Comparing k-means and OPTICS clustering algorithms for identifying vowel categories
Grabowski, Emily and Kuo, Jennifer. (2023). Comparing k-means and OPTICS clustering algorithms for identifying vowel categories. Proceedings of the LSA 2023, (8)1, 5488.https://doi.org/10.3765/plsa.v8i1.5488.PDF
Abstract: The K-means algorithm is the most commonly used clustering method for phonetic vowel description but has some properties that may be sub-optimal for rep- resenting phonetic data. This study compares K-means with an alternative algorithm, OPTICS, in two speech styles (lab vs. conversational) in English to test whether OP- TICS is a viable alternative to K-means for characterizing vowel spaces. We find that with noisier data, OPTICS identifies clusters that more accurately represent the underlying data. Our results highlight the importance of choosing an algorithm whose assumptions are in line with the phonetic data being considered.
Try it out! You can visit our interactive shiny app to test out K-means and OPTICS on different parameter settings.
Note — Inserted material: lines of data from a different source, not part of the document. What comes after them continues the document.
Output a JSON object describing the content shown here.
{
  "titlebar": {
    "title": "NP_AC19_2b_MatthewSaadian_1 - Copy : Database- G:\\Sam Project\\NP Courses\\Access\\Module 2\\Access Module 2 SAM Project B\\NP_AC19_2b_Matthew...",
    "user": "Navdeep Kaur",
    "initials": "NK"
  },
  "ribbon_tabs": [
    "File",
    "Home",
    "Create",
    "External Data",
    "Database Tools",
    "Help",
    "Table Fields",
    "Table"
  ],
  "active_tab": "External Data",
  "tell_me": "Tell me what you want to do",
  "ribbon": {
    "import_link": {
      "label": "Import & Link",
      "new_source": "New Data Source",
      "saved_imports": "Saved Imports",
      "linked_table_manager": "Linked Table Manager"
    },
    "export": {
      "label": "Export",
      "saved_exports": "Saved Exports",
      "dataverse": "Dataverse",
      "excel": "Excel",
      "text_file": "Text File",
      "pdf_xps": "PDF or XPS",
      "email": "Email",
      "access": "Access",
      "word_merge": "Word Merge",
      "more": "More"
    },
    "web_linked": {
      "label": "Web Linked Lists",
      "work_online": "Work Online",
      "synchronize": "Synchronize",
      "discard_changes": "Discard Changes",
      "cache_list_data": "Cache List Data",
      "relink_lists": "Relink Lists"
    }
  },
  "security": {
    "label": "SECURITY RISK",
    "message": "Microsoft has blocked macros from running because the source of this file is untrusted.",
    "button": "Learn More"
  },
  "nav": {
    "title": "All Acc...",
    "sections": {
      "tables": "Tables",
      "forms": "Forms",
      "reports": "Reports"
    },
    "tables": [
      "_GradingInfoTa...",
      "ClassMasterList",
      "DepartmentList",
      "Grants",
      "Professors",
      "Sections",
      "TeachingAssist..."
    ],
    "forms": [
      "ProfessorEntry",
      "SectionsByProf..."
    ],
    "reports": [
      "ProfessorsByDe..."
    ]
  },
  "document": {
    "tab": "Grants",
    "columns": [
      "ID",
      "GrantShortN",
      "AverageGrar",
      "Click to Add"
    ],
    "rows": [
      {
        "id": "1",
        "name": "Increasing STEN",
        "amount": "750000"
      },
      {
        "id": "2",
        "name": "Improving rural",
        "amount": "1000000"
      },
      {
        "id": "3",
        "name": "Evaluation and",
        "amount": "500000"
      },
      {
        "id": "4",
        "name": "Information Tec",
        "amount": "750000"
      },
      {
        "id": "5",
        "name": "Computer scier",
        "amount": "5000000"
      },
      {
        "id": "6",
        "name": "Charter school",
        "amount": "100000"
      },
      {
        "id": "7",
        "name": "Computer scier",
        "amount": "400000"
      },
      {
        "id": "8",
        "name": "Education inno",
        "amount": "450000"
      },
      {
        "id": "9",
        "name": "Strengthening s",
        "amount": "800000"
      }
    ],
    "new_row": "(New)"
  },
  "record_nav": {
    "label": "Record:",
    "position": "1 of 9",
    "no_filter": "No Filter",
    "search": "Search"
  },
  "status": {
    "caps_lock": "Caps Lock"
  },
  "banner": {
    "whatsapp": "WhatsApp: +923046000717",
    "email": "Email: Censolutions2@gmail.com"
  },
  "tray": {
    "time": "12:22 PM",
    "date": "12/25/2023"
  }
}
Preview of the results: The figure below visualizes the distribution of cardinal in conversational speech data (Buckeye Corpus; Pitt et al. 2005). The lefthand figure shows hand-labeled vowel categories, while the middle and righthand figures show clusters found by K-means and OPTICS respectively. Visual inspection of these figures suggest that K-means tends to partition the data into evenly sized clusters. In contrasts, OPTICS finds more meaningful generalizations in the data; it also excludes many points as noise, which may or may not be beneficial depending on the analyst’s goals.